The ACHD team with their strong network of inter-service collaboration was essential in this case. Illustrating one of the major themes of both the ESC and MBRACE-UK documents, of having a close network of senior doctors in each service in regular contact to aid patient care.
Following our group discussion, I was then chatting to a colleague who was reviewing an echo and about to go to the maternity unit. He was seeing a pregnant woman who was diabetic, who’d had a previous MI with mild LVSD, and was getting increased surveillance as result. This nicely illustrates why ischaemic heart disease is the second largest group for causing mortality.
The confidential mortality report found almost half of the women who died were overweight or obese. The risk of cardiac death increased with increase in age and was twice as high in women aged 35–39 years, and nearly four times higher in women 40 years or older. 26% of women who died smoked. Nearly half of the ischaemic heart disease deaths were from atherosclerotic disease. It seems clear there is a case for doing conventional CV risk stratification in pregnant women now.

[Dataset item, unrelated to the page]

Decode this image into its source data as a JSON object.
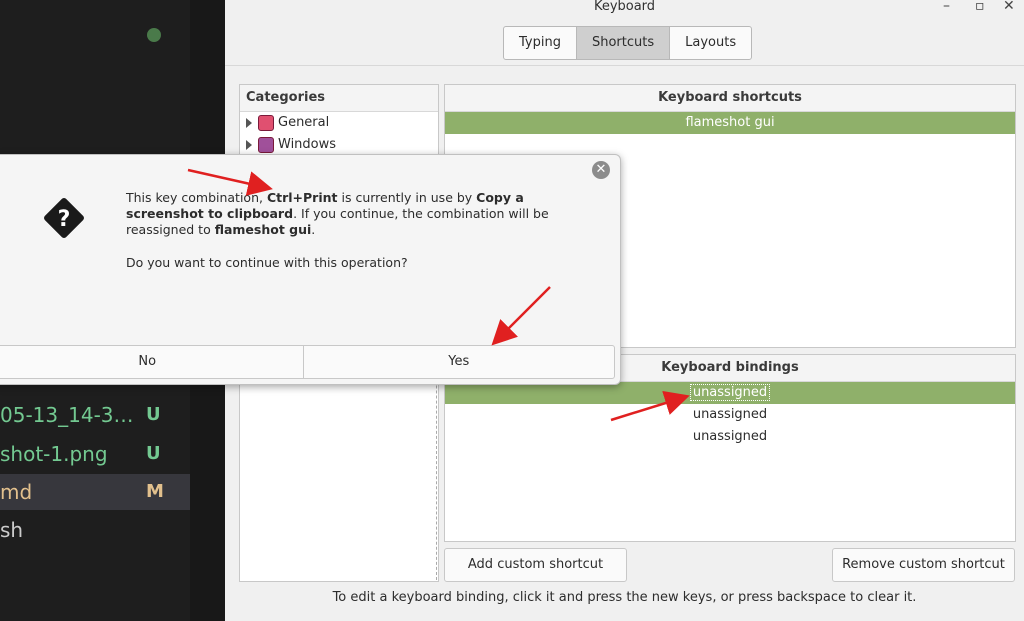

Finally, I was also looking to better define the utility of heart rhythm monitoring in this setting, suspicious it was giving false reassurance especially for life-threatening arrhythmias.
A case of my colleagues of a woman referred for palpitations in the mid-trimester of pregnancy, reasonably caused significant concern, especially in our obstetric service. She had a normal resting ECG, Holter, and echo, and still had a clinic appointment in place despite the normal tests. Tragically she died the week before she was due to be seen. The post mortem showed a structurally normal heart. Could this have been avoided? Were the palpitations evidence of the occult pathology, or simply that experienced by the majority, if not all, pregnant women?
In the SADS/MNH case reviews in the confidential mortality report there were few prodromal indications reported; one woman, who died three months postpartum, had a father with long QT syndrome; another woman was documented to have had previous blackouts. Therefore, even a detailed cardiology history would be unlikely to pick up a subtlety that would have changed management and the sad final outcomes in these cases.
But, as with all those who die from SAD/MNH, there should be a routine of a molecular post mortem as there is a real possibility of identifying an inherited channelopathy, with the potential of preventing future sudden deaths amongst relatives. Our local forensic pathologist reviews all cases of SCDs with clinical genetics and one of our EP docs, who together run the familial arrhythmia clinic, which is a very strong collaboration and I think increasingly usual.
So, am I still going to echo all pregnant women referred with murmurs for the remote possibility of finding significant valve disease or an important incidental finding, and for the reassurance of all, probably yes. Will I continue to do rhythm monitoring, along with a resting ECGs, for palpitations in pregnancy, probably yes too. Should we have stronger links and a formal framework with the obstetric service, definitely. Am I still going to get some sleepless nights over pregnant women with known cardiovascular disease, I’m afraid so!